3 February 2019, 13:50 | Updated: 3 February 2019, 15:30

Esther McVey insisted that Nissan's decision was nothing to do with Brexit, but Nissan's Europe boss later confirmed that Brexit uncertainty had played a part.

Nissan has told staff in Sunderland the company will not make the new X-Trail there, as previously planned.

Nissan had pledged to manufacture the new SUV model in the UK four months after the referendum - a move seen as a major vote of confidence in the country's manufacturing outside the EU.

However, today, Nissan's Europe division boss wrote to Sunderland factory staff confirming the news and telling them that the model will continue to be made in Japan.

Many remain MPs have said that Brexit uncertainty is to blame for Nissan withdrawing from plans to manufacture its X-Trail model in the UK.

During Nigel Farage's show, Esther McVey was challenged by a caller on the impact of Brexit on business - specifically in the case of Nissan - and she wholeheartedly denied that Brexit was to blame.

Esther McVey Nissan
Picture: LBC & PA

"That decision for Nissan, and the car industry as a whole, isn't about Brexit, it's fundamentally been about what's happened in China and the lack of sales there, and about diesel and the changes there."

Nigel Farage conceded that there was "certainly an argument about uncertainty" but Ms McVey maintained that even the FT had acknowledged "it was about the diesel situation".

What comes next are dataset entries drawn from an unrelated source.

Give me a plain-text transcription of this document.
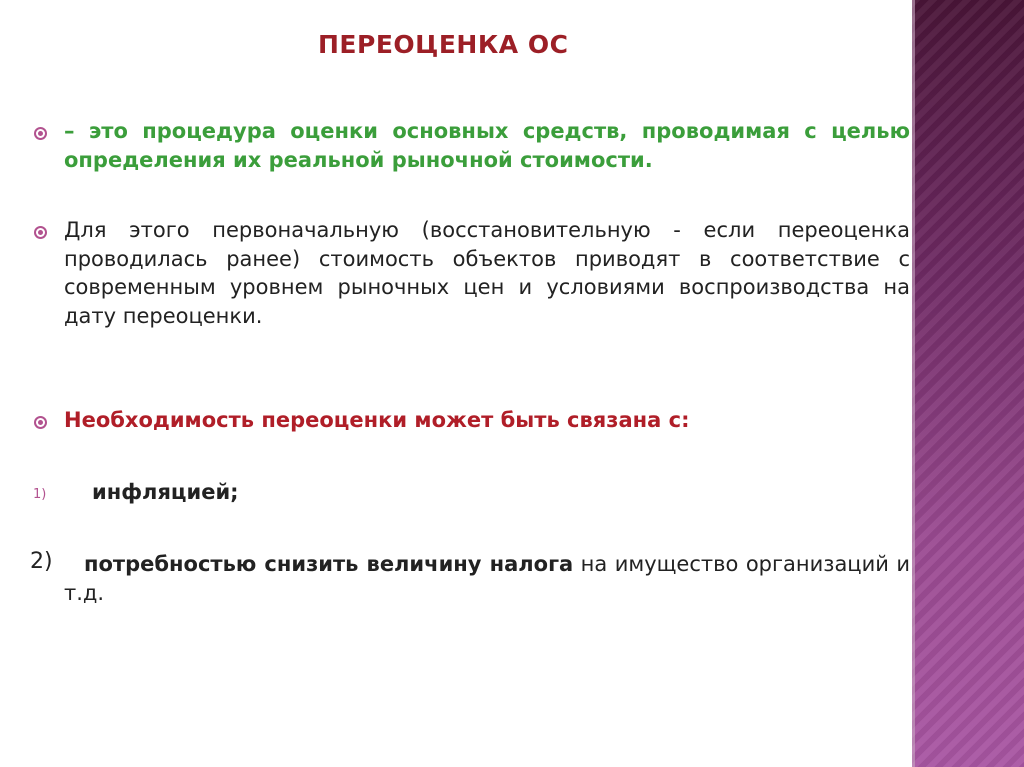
ПЕРЕОЦЕНКА ОС
– это процедура оценки основных средств, проводимая с целью определения их реальной рыночной стоимости.
Для этого первоначальную (восстановительную - если переоценка проводилась ранее) стоимость объектов приводят в соответствие с современным уровнем рыночных цен и условиями воспроизводства на дату переоценки.
Необходимость переоценки может быть связана с:
1) инфляцией;
2)	потребностью снизить величину налога на имущество организаций и т.д.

Nevertheless, shortly after McVey's appearance on Nigel's show, Nissan's Europe division boss Gianluca de Ficchy announced that the decision was a mixture of investment needed for emissions regulations and reduced sales forecasts and that added uncertainty over Brexit had also played a part.

The Nissan boss said that the announcement would be "interpreted by a lot of people as a decision related to Brexit" and that "uncertainty around the UK's future relationship with the EU is not helping companies like ours to plan for the future".

He added: "With the UK's departure from the EU on March 29th getting closer every week, we have a taskforce in place, reporting to me, that it is considering all of the possible scenarios and the potential impact on business.